Las Vegas Sun

April 24, 2024

Moving heaven and Earth for the Las Vegas Centennial

The Las Vegas Centennial Committee has reached to the stars for an asteroid named in the city's honor and is reaching a little deeper into its pockets to pay for its 100th birthday party.

The committee on Monday accepted a report that the International Astronomical Union has named an asteroid located about 149 million miles from Earth after Las Vegas in honor of the city's centennial.

Closer to home, the committee voted unanimously to augment its budget by about $289,000 -- but not at the expense of taxpayers -- to pay for the May 12-15 celebration in downtown Las Vegas.

Centennial Director Stacy Allsbrook told the committee at its monthly meeting at Cashman Field that the money is on hand in its reserve funds. She said the augmentation would reduce cash reserves from 20 percent to 8 percent.

Allsbrook said initial estimates were that the four-day festival would cost $510,000. However, the projected price tag has grown to $895,204, a difference of $349,204.

She said her office received $35,000 from the Fremont Street Experience and $25,000 from Las Vegas Events to reduce the shortfall to $289,204.

Las Vegas Mayor Oscar Goodman, chairman of the committee, said before recommending approval of the budget augmentation that other cities and states have had to "spend millions of dollars in taxpayer money" to fund 100 birthday celebrations, but that is not the case in Las Vegas.

Centennial funds have been raised from the sale of Centennial license plates and the sale of 400 centennial-related souvenir items.

The augmentation was needed to pay for costs related to the May 14 Helldorado parade, the world's largest birthday cake to be constructed at Cashman Field, to bring Daniel Markoff's vintage steam locomotive train to Fremont Street and to pay for big-name entertainers who will perform three nights, Allsbrook said.

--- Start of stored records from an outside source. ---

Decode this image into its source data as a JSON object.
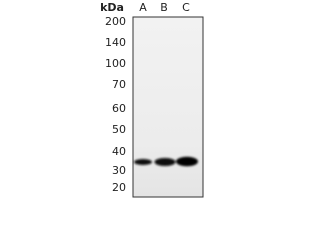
{
  "unit_label": "kDa",
  "lanes": [
    "A",
    "B",
    "C"
  ],
  "markers": [
    "200",
    "140",
    "100",
    "70",
    "60",
    "50",
    "40",
    "30",
    "20"
  ]
}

The headline entertainers scheduled to appear at the Fremont Street Experience will be 1960s rock band Paul Revere and the Raiders on May 13; twist king Chubby Checker and country star Pam Tillis on May 14; and 1970s rhythm and blues band Kool and the Gang on May 15.

May 15 is recognized as the city's birthday because on that date in 1905 the railroad auctioned off parcels of what would become downtown Las Vegas. A recreation of the auction is scheduled for May 15.

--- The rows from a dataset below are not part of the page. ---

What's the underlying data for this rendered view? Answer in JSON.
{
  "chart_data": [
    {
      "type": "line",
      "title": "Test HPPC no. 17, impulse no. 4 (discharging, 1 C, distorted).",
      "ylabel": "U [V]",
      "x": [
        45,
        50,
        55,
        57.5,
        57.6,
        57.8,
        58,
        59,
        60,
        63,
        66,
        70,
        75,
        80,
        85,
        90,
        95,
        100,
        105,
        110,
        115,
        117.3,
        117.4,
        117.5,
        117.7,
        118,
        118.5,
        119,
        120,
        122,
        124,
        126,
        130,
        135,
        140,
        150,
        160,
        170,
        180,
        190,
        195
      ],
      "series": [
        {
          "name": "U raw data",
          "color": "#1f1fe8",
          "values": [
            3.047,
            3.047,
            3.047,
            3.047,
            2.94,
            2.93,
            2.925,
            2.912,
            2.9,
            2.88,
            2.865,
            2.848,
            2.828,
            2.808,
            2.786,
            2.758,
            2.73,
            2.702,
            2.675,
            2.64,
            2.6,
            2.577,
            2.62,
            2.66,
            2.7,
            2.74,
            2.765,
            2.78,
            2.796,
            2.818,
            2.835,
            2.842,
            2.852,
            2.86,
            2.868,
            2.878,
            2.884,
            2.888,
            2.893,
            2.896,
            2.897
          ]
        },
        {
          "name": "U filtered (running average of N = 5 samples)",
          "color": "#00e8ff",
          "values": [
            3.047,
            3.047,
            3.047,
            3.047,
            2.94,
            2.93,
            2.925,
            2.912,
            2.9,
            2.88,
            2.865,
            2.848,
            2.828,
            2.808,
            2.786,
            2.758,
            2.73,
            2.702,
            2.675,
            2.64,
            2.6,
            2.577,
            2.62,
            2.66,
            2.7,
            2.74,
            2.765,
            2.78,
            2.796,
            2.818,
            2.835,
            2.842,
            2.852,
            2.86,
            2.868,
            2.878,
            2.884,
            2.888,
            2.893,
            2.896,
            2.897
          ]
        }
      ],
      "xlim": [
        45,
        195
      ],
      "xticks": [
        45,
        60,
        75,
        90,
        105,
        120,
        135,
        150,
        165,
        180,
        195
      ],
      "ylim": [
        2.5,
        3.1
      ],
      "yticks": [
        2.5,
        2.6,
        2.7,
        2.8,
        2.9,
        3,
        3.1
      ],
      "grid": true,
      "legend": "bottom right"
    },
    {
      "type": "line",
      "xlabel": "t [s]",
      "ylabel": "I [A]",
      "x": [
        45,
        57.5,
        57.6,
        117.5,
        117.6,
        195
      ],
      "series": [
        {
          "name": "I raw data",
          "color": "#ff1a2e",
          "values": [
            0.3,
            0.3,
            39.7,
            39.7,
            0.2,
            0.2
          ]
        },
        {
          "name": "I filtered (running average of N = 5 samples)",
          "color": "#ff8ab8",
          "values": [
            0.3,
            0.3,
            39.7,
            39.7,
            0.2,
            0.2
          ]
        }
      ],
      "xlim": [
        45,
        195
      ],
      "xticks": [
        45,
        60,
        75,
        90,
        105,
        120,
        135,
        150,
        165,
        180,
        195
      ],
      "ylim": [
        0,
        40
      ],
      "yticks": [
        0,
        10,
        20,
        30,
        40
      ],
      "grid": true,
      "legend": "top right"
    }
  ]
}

As for the naming of the asteroid after the city, David Batchelor, astronomy professor at Community College of Southern Nevada, told the committee that because the international agency named the celestial body the asteroid will still be called Las Vegas "hundreds of years from now."

Discovered in June 2001 by the California Institute of Technology in Pasadena, Calif., asteroid Las Vegas orbits the sun between Mars and Jupiter. It cannot be seen with the naked eye.

Asteroid Las Vegas is one of about 12,000 asteroids that have been named by the International Astronomical Union, which named another asteroid after Las Vegas mainstay Elvis Presley.